Zwölf
Die Zwölf ist sicherlich bedeu­tend, nicht nur als Pro­dukt der beiden hei­ligen Zahlen drei und vier, zu deren Summe 7=3+4 die bekannte musika­li­sche Bezie­hung besteht, daß zwölf Quin­ten recht genau sie­ben Okta­ven umfas­sen. Das liegt daran, daß 3¹²=531441 nur knapp über 2¹²⁺⁷=524288 liegt, wes­halb die gleich­stufige Quinte gegen­über der reinen nur um einen hun­dert­stel Ganz­ton zu klein ist.

Duodezimal­zahlen zur Basis zwölf wären zu unse­ren Dezimal­zah­len eine ernst­hafte Alter­na­tive gewe­sen, weil zwölf viele Teiler hat.
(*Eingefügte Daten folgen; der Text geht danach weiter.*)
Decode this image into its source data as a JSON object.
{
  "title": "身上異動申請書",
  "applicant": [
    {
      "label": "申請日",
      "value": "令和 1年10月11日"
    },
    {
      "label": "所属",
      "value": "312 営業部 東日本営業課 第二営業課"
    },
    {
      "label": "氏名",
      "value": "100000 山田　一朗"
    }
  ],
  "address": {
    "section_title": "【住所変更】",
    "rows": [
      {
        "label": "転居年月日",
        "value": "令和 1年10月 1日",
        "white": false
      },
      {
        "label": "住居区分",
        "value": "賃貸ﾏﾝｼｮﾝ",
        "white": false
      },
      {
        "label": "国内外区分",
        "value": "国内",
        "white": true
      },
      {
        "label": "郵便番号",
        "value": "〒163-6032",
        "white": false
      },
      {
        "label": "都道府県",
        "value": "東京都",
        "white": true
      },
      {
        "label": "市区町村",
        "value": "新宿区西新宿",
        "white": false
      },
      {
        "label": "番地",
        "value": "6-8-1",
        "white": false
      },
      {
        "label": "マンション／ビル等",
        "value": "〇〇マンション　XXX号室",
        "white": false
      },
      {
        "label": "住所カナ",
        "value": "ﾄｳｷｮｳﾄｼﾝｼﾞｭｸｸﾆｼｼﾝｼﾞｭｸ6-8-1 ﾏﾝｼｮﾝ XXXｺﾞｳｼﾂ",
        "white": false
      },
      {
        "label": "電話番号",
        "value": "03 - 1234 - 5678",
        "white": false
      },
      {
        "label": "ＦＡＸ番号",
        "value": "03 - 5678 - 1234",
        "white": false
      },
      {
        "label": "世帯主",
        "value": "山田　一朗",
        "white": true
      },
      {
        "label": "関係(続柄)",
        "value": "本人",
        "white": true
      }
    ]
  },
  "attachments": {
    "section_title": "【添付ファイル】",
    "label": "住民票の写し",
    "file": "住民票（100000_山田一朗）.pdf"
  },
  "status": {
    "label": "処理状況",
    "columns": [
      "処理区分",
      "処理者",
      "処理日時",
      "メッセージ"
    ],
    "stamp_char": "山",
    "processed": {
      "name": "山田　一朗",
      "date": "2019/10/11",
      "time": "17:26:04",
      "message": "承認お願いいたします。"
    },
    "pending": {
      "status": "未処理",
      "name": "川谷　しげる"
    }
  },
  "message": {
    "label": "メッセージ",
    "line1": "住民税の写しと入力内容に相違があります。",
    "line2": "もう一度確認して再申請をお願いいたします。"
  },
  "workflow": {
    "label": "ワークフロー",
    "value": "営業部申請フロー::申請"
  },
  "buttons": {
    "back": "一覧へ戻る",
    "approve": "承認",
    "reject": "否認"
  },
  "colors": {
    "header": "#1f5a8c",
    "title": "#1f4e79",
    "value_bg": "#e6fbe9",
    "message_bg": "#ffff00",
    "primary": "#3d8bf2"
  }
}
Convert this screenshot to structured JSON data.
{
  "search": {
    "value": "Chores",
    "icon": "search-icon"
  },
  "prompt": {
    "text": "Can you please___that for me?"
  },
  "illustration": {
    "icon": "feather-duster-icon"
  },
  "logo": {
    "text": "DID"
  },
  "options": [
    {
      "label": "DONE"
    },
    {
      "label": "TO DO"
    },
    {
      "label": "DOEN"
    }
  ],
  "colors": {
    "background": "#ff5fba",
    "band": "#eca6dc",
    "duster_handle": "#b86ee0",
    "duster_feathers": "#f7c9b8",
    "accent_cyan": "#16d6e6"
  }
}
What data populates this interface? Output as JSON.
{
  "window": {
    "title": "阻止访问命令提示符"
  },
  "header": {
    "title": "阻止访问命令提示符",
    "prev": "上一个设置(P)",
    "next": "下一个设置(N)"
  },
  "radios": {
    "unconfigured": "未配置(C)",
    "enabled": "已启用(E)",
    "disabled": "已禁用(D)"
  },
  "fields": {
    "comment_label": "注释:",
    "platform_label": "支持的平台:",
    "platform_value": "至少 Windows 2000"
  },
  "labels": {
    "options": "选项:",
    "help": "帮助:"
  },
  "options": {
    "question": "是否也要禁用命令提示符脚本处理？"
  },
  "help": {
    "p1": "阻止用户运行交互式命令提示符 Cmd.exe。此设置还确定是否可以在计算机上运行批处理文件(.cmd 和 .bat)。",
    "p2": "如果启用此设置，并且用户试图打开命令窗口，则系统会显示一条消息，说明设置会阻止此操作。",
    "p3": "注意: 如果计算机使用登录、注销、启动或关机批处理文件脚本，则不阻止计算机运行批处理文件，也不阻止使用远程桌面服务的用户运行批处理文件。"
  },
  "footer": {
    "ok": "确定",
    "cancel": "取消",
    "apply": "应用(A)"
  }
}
Es gab eine Zeit, da man sich von der 16 verab­schie­dete und der 12 zuwandte, den Fuß nicht mehr in 16 Fin­ger, son­dern in 12 Zoll teilte. Jahr­hun­derte hielt sich auch das Lsd-​System [1] mit einer Libra (Pfund) zu 20 So­lidi (Schil­ling), jeder geteilt in 12 De­nari (Pence), wie ich es noch aus Eng­land kenne. Von wenigen rück­stän­digen Staa­ten abge­sehen hat sich aber das Dezi­mal­system nicht nur bei den Zah­len, son­dern im gesam­ten Leben durch­gesetzt. Geblie­ben sind die zwölf Sterne auf der Europa­flagge, die zwölf Stunden der Uhr und das Dut­zend. [2]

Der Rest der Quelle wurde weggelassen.